Sujet: loi générale sécurité sociale espagne

Guide pratique du RD Législatif 8/2015 LGSS : affiliation, cotisation, pensions, chômage, RETA pour indépendants et obligations de l'entreprise envers la Sécurité sociale espagnole.

9 min de lecture

Le Décret-loi législatif 8/2015, du 30 octobre, approuvant le Texte refondu de la Loi générale de la Sécurité sociale (LGSS), est la norme qui articule le système public de protection sociale en Espagne. Pour toute entreprise employant des salariés, la LGSS n'est pas une norme abstraite : elle détermine combien il faut payer chaque mois à la Sécurité sociale, ce qui se passe en cas de non-paiement, quelle protection a le salarié qui tombe malade, se retrouve au chômage ou part en retraite, et quelle responsabilité assume l'employeur en cas de manquement à ses obligations. Pour l'indépendant, la LGSS fixe les conditions dans lesquelles il cotise et les prestations auxquelles il a droit.
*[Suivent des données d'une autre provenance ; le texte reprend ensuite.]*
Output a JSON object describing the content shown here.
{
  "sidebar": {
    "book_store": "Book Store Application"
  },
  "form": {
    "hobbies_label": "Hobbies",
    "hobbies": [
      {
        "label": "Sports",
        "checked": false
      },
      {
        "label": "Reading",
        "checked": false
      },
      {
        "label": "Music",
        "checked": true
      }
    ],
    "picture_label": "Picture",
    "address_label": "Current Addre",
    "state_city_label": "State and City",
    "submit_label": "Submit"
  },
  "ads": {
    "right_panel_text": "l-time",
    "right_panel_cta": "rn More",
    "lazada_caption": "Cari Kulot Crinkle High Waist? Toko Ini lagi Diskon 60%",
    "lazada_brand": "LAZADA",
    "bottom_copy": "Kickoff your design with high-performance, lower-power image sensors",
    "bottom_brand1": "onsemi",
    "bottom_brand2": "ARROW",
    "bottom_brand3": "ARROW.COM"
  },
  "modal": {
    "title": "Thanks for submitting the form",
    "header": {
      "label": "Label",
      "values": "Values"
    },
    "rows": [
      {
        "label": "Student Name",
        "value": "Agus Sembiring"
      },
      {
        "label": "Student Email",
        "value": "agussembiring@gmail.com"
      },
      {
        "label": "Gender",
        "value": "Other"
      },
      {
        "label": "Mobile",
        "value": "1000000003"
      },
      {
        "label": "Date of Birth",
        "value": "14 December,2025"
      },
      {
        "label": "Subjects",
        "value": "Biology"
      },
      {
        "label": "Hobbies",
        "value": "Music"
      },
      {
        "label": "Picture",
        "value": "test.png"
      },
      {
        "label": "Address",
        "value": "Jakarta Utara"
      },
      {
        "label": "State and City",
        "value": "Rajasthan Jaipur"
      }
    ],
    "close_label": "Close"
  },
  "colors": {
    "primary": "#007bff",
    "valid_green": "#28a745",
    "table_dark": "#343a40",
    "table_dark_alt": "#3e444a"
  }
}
Structure du système de Sécurité sociale

La LGSS organise le système de Sécurité sociale autour de deux grands axes :

Régime général

Le Régime général (arts. 136-203 LGSS) inclut les salariés qui prestent leurs services sur le territoire national. Son champ d’application est le plus large : salariés d’entreprises privées, fonctionnaires dans certaines situations et travailleurs domestiques (avec des spécialités).

Régimes spéciaux

La LGSS prévoit plusieurs régimes spéciaux pour les catégories présentant des caractéristiques propres :

  • RETA (Régime spécial des travailleurs indépendants) : arts. 305-347 LGSS.
  • Régime spécial de la Mer : travailleurs du secteur maritime et de la pêche.
  • Régime spécial de la Mine de Charbon : en raison de sa pénibilité et dangerosité spécifiques.
  • Système spécial des Employés de Maison : intégré dans le Régime général depuis 2012 avec des spécialités.
  • Système spécial des Travailleurs Agricoles : intégré dans le Régime général pour les salariés agricoles.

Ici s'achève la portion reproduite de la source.